Florida issued 173,000 new concealed-carry permits in 2012. This is an increase of 17 percent over the year before. Ohio is on the way to doubling last year’s total of 65,000 new permits. This number is nearly three times more permits than were issued in 2007.
The numbers of permits in Oklahoma, Tennessee, Wyoming and Nebraska are rising dramatically.
What is going on? Partly, it is the national debate over gun control laws. The tragic events in Newtown, CT, Aurora, CO and elsewhere created two opposite views.
One view says we must keep guns out of the hands of the mentally ill and people with criminal records. Registering guns is the solution. The other view says the more people have guns, the more likely mass shooters can be stopped.
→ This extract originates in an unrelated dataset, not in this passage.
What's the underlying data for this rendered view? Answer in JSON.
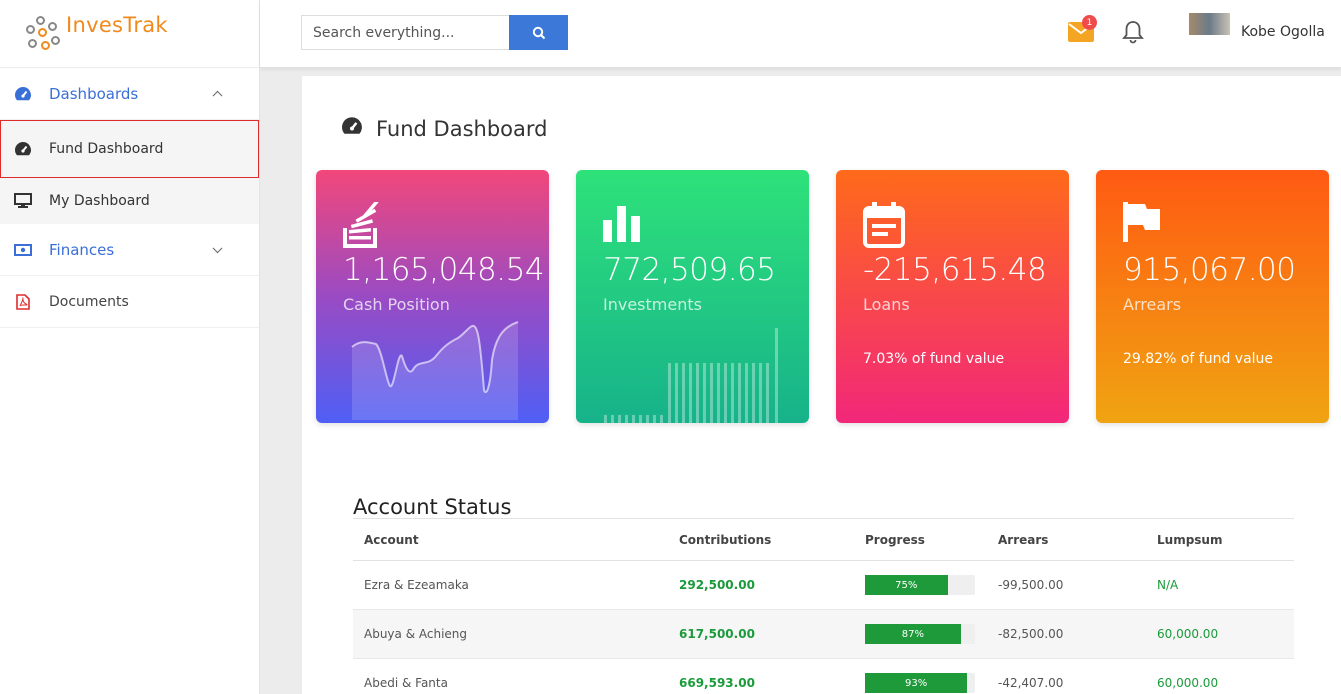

More armed citizens are the solution.
In 2008 and 2010, the U.S. Supreme Court found that the Second Amendment to the Constitution grants the right to keep and bear arms in the home. But the court left unclear whether the right to have a weapon extends outside the home. The states are largely free to set up their own rules.
Connecticut, Colorado, California, New York, Delaware and Maryland have tightened their gun laws. At least 20 states have loosened laws on concealed-carry. Residents of Alaska, Arizona, Wyoming and Vermont do not need permits to carry a concealed weapon.
Will more guns reduce crime? The president of the Chiefs of Police said that, during his 21 years as police chief, he could remember only “one instance in which someone effectively defended himself” with a firearm. Otherwise, “it’s a whole lot of cases of guns being used not in ways they’re designed: kids shooting themselves, gun-cleaning accidents, crimes of passion, that sort of thing.”